Stream-parsing a fetch request returning a JSON array

Imagine an endpoint that send a large amount of JSON objects one after the other ([{"id":1},{"id":2},{"id":3},...]).

  import { JsonParser } from '@streamparser/json';

  const jsonparser = new JsonParser({ stringBufferSize: undefined, paths: ['$.*'] });
  parser.onValue = (value, key, parent, stack) => {
    if (stack.length === 0) /* We are done. Exit. */; 
    // By default, the parser keeps all the child elements in memory until the root parent is emitted.
    // Let's delete the objects after processing them in order to optimize memory.
    delete parent[key];
    // TODO process `value` which will be each of the values in the array.
  }

  const response = await fetch('http://example.com/');
  const reader = response.body.getReader();
  while(true) {
    const { done, value } = await reader.read();
    if (done) break;
    jsonparse.write(value);
  }

Why building this if we have JSONparse

JSONParser was awesome…. in 2011.

@streamparser/json is:

  • As performant as the original an even faster in some cases.
  • Works on the browser.
  • Allow selector of what to emit.
  • Well documented.
  • Better designed and more plugable/configurable by clearly separates the tokenizer and parser processes.
  • Simpler and cleaner code. Uses ES6 and doesn’t rely on deprecated Node.js methods.
  • 100% unit test coverage.
  • Fully compliant with the JSON spec. You will always get the same result as using JSON.parse().

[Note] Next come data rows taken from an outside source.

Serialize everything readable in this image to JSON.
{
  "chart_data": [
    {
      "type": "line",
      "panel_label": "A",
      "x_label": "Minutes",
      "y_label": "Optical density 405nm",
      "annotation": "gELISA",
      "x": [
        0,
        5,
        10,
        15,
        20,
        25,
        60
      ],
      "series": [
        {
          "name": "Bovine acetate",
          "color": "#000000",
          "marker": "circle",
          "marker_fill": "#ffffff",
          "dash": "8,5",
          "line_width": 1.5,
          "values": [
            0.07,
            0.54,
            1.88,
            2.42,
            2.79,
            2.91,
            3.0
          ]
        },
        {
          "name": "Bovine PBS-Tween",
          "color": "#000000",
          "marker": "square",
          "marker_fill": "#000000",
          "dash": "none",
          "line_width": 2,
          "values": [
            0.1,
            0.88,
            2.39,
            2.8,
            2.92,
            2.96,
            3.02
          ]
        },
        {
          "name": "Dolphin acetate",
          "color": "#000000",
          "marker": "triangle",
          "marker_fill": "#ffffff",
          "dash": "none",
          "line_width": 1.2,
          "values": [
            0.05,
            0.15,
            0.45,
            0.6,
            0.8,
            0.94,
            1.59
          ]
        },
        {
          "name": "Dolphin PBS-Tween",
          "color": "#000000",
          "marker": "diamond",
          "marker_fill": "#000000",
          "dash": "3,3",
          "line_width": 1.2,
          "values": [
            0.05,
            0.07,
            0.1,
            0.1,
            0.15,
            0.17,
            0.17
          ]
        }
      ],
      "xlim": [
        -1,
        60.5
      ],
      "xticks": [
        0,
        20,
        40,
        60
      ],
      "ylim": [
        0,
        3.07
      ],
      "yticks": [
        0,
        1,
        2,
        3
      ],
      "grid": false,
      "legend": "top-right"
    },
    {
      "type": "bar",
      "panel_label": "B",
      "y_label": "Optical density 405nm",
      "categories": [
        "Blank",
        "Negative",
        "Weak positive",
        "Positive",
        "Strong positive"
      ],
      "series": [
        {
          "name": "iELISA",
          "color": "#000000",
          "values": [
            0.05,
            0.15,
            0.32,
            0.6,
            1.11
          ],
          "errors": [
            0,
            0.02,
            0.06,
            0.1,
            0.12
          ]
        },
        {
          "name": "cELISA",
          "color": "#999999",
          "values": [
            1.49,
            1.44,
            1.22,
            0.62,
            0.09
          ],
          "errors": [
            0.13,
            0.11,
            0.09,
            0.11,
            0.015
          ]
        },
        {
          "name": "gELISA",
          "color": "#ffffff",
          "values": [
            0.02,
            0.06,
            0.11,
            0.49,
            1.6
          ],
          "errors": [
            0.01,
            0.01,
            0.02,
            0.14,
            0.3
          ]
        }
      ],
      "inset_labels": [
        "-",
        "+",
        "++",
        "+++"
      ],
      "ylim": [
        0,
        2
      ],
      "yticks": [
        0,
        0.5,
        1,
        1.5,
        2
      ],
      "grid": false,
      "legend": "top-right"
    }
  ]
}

Breaking changes compared to JSONparse

  • Big number are not kept as a string by default. you can achieve such behaviour by simply overriding the parseNumber method.
  • Characters above 244 are correctly parsed instead of throwing an error.
  • Trailing comas are not allowed in objects or arrays.
  • The onError callback has been removed. The write method is synchronous so wrapping it in a try-catch block will capture all possible errors.
  • @streamparser/json uses a string as internal buffer by default. This offers better performance but can lead to memory exhaustion if your JSON include very long strings (due to V8 optimizations). To get the exact same behaviour as in JSON parse you should set the stringBufferSize option to 64 * 1024.